At the moment it's the biggest story in the NFL, big enough even to supplant the Peyton Manning saga, which hinges on Thursday's roster bonus deadline. (Former Colts coach Tony Dungy, incidentally, thinks there could have been a bounty on Manning in 2006 when Indianapolis played Washington, where Williams was the defensive coordinator. In that game, Redskins then-defensive end Phillip Daniels — who has admitted to a bounty system there — clobbered Manning with a hit that is believed to be the start of the quarterback's chronic neck problems.)
Williams, now defensive coordinator in St. Louis, figures to get the most severe punishment for the Saints fiasco, especially because he evidently has a pattern of installing these systems with teams, one that rewards defenders with cash for knocking opponents out of games. He met Monday with NFL security officials.
But say this for the prime culprit: Shortly after the league released the findings of its secret investigation of the Saints, Williams publicly admitted he was involved, said he knew it was wrong all along and apologized. The league probably had his fingerprints all over the scandal, but at least Williams confessed.
It will be shameful if the rest of the Saints wriggle off the hook by throwing Williams under the parade float. Clearly, the bounties were part of their team culture, and it's entirely illogical to think they happened without the knowledge of Coach Sean Payton and General Manager Mickey Loomis. They have to be held accountable too, and that probably means weighty suspensions.
There's no question the tension was thick between Payton and Williams, both of whom considered themselves head coaches. On their best days, their working relationship was professional. Mostly, it was strained. Williams could be engaging and entertaining with the media, told good stories and sometimes talked too much. That had to bother Payton.
Two years ago, on the morning of Super Bowl media day, Payton had a waiter bring Williams a plate of crackers and peanut butter, along with a glass filled with sand, a none-too-subtle reminder for the defensive coordinator to keep his mouth gummed shut. Usually, the back-and-forth didn't have as playful a feel.
Regardless, the Saints knew what they were getting in Williams, and he frequently talked about his directive to toughen up a defense that had gone soft.
"That was why [Payton] hired me," Williams told The Times in September 2010. "He wanted that attitude on defense."

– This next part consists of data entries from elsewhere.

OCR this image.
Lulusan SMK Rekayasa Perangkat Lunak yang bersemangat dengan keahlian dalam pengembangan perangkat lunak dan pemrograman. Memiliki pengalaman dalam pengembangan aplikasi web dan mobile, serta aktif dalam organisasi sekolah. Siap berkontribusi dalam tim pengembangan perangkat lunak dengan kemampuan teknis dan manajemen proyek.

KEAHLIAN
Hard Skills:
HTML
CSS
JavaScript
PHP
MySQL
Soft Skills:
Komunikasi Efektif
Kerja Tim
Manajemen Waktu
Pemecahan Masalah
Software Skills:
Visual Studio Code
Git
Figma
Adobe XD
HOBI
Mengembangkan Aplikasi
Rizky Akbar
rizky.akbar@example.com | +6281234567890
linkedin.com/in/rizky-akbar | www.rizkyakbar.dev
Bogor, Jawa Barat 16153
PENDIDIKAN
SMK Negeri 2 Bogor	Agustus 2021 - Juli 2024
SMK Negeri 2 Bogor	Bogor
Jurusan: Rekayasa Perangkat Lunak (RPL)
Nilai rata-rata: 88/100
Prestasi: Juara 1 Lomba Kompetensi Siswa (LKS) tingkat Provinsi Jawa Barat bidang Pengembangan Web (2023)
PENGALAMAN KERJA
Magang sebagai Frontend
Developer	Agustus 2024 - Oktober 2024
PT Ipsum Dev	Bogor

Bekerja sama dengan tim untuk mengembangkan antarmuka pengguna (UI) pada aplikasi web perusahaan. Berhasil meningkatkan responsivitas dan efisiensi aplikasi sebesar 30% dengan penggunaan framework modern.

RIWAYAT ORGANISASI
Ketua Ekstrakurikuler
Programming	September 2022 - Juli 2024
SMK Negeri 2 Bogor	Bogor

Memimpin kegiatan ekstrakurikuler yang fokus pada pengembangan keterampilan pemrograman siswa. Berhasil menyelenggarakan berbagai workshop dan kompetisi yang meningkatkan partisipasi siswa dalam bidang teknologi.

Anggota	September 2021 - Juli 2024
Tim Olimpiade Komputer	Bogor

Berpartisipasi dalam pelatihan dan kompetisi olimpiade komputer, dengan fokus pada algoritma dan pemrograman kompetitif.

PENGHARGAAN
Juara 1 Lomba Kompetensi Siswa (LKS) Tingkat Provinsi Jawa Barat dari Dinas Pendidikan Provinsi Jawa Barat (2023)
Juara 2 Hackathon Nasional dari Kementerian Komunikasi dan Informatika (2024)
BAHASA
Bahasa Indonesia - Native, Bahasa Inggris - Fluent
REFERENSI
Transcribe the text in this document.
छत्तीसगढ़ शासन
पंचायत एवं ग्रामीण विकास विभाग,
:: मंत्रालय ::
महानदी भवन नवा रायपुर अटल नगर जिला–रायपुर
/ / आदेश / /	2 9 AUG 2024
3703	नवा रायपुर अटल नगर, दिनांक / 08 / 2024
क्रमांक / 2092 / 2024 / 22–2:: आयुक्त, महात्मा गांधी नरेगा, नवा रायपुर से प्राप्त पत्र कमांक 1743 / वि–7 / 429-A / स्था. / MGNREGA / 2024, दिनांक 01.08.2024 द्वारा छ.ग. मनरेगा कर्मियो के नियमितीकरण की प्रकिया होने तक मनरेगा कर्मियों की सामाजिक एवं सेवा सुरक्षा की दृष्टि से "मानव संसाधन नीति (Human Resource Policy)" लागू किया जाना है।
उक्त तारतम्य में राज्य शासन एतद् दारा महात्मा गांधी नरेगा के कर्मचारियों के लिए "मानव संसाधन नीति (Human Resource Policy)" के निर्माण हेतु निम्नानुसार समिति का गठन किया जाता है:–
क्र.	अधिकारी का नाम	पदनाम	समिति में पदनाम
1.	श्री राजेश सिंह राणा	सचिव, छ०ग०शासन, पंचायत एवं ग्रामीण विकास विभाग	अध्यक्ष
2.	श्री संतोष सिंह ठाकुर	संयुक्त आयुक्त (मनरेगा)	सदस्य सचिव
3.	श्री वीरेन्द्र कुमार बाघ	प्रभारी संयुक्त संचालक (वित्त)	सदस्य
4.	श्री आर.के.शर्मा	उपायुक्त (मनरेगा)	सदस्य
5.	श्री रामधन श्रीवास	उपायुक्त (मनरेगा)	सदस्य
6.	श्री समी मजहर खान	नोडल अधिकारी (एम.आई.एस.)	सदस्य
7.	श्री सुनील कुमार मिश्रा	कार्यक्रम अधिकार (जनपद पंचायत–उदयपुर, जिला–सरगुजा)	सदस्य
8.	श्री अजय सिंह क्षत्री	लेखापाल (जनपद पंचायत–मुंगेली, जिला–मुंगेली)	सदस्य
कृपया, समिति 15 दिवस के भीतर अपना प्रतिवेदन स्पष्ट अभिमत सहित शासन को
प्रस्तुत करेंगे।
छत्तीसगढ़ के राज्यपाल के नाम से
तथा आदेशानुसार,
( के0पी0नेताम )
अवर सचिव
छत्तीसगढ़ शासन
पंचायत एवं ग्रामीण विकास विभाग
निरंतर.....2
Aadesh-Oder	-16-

In the same interview, Williams talked with pride about the toughening-up of safety Darren Sharper, who last week said the bounties were only for big plays and called "ridiculous" the suggestion there was any payout for knockouts or cart-offs of opposing players.
"The thing I'm most proud of is, Darren Sharper in the last three years of his career wouldn't hit the water if he fell out of a boat," Williams said before the 2010 opener against Minnesota. "Last year, he might have been one of the biggest impact hitters on our team. He had more big hits — what we call smacks — than anybody on our team."
It isn't as if the topic of the Saints' going overboard in the way they hit Brett Favre in the 2009 season's NFC championship game is something new to the NFL investigation. Then-Vikings coach Brad Childress had it on his mind before that 2010 opener in New Orleans.
"I understand a quarterback's going to get hit," Childress said at the time. "It's football. I don't have any illusions about that. What I hate to see are the late hits or attempts to hurt anybody. I don't think there's a place for that in the game."
The Saints knew what people were saying. They knew their tactics were under scrutiny. It wasn't just a rogue defensive coordinator. Payton and Williams had their differences, but the meticulous head coach was not out of touch with what was happening on the defensive side of the ball.
Although the report said Payton was not a direct participant in the funding or administration of the program, "he was aware of the allegations, did not make any detailed inquiry or otherwise seek to learn the facts, and failed to stop the bounty program.
Further, it said, Payton "never instructed his assistant coaches or players that a bounty program was improper and could not continue."
NFL security has forensics experts who surely have studied the email trail, and more will be brought to light in the coming days. There almost surely will be heavy fines, suspensions and maybe the loss of draft picks.
The league should nullify Williams' contract in St. Louis and suspend him for at least two years, and suspend Payton and Loomis for at least half a season if not the entire year. What's more, the NFL should also reduce the Saints' salary-cap limit by 10% for a year or two — also reducing the Redskins' cap by, say, 5% — then require those franchises to donate that unused money to a fund for retired players.
The NFL has made player safety a focus for at least the last two years. This is a chance for the league and the players' union to work together and send a message that they won't tolerate bounties aimed at injuring opponents.
Yes, Dr. Heat will get much of the blame. But he shouldn't be the only one feeling the flames.